Apapun alasan yang orang buat untuk bekerja lembur, kondisi tersebut
berpengaruh TIDAK BAIK kepada orang yang menjalani maupun
orang-orang sekitarnya. Berada dalam kantor selama berjam-jam dalam
rentang waktu yang lama, bisa menimbulkan potensi yang cukup besar bagi
yang menjalaninya untuk membuat kesalahan. Rekan-rekan saya yang saya
kenal sering bekerja lembur, sering membuat
kesalahan karena faktor kelelahan. Membetulkan kesalahan-kesalahan ini
tentu saja membutuhkan waktu dan tenaga tidak saja dari dirinya sendiri,
melainkan orang lain yang secara langsung maupun tidak langsung bekerja
bersamanya.
Masalah lain adalah orang-orang yang bekerja pada perusahaan yang
menetapkan waktu kerja yang ketat seringkali bukanlah orang-orang yang
secara pergaulan menyenangkan. Para karyawan dari perusahaan dengan tipe
seperti ini sering mengeluh atau komplain mengenai orang lain (yang
tidak bekerja sekeras mereka). Mereka menjadi mudah tersinggung, dan
mudah marah. Orang-orang lain menjauhi mereka. Perilaku semacam ini
secara organisasi tentunya merupakan masalah besar: hasil besar akan
dicapai oleh sebuah organisasi apabila ada jalinan harmonis dalam kerja
sama tim antar karyawannya, bukannya bekerja sendiri-sendiri dan saling
menjauhi.
Sebagai seorang pimpinan, saya harus membantu orang lain untuk
meninggalkan kantor tepat waktu. Langkah pertama dan terpenting adalah
sayalah yang harus memberi contoh dan pulang ke rumah tepat waktu. Saya
bekerja dengan seorang manajer yang menyindir orang-orang yang bekerja
lembur terlalu lama. Ajakannya menjadi kehilangan makna ketika
orang-orang menerima emailnya dan melihat jam email tersebut dikirim
ternyata jam 2 pagi.
Untuk mengajak orang melakukan suatu hal, langkah terpenting adalah
memberi contoh dengan melakukannya sendiri. Langkah kedua adalah
mengajak orang untuk menjalani hidup yang seimbang. Sebagai contoh,
berikut ini adalah langkah-langkah yang
menurut saya cukup membantu:
1. Bangun pagi, sarapan dengan menu yang baik, lalu berangkat bekerja..

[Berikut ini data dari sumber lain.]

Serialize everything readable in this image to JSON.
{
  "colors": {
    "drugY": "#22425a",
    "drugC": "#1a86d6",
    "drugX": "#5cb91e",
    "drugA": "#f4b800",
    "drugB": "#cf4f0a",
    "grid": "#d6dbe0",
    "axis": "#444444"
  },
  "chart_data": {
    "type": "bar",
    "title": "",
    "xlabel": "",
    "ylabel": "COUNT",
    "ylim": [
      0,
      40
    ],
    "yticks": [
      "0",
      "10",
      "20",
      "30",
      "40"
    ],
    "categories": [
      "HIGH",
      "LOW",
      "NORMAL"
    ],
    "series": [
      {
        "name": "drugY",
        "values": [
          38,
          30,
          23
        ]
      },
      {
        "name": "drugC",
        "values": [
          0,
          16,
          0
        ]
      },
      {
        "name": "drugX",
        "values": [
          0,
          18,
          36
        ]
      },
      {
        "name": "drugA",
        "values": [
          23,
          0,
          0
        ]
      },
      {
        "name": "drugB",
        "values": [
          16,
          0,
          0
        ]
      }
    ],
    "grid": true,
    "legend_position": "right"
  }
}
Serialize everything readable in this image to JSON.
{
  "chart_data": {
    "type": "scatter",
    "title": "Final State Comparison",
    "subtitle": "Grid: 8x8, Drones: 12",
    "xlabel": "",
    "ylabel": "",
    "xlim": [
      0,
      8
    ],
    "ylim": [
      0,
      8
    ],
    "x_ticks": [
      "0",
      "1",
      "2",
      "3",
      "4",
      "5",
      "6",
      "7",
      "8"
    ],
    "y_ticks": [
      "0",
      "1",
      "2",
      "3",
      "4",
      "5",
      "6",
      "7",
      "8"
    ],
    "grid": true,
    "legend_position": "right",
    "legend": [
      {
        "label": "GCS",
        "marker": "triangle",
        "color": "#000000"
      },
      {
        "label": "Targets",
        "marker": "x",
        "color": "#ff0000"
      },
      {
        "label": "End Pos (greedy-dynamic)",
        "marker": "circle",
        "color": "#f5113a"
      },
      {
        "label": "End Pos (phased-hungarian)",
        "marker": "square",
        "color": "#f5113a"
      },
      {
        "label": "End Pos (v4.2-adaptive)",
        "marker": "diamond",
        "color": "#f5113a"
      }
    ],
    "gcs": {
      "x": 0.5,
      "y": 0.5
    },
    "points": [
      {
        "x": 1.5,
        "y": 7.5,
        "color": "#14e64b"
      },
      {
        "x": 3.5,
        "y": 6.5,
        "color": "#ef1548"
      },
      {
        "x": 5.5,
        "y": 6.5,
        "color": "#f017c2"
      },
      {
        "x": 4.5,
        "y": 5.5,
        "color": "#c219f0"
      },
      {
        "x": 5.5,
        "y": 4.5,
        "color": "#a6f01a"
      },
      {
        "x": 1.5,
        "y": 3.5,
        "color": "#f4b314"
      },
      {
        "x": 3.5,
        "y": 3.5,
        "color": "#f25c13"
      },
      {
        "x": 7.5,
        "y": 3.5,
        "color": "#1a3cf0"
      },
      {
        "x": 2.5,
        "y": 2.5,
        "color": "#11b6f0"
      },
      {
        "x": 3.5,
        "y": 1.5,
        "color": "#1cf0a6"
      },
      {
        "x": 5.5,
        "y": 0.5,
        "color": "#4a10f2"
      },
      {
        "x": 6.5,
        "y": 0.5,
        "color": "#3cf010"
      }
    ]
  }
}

2. Bekerjalah dengan keras dan pintar selama 8 atau 9 jam sehari..
3. Pulanglah ke rumah
4. Baca buku atau komik, menonton film yang lucu, kumpul-kumpul dengan
rekan-rekan.
5. Makan yang sehat dan tidur yang cukup
Langkah-langkah ini disebut sebagai recreating. Mengerjakan langkah 1,
3, 4, dan 5 akan memungkinkan langkah 2 dilakukan secara efektif
dan seimbang.
Bekerja secara normal dan mempertahankan hidup yang seimbang adalah
konsep yang sederhana. Langkah-langkah tersebut mungkin akan sulit
dilakukan oleh sebagian orang karena orang tersebut akan menganggap
perlunya perubahan mendasar yang bersifat personal pada dirinya.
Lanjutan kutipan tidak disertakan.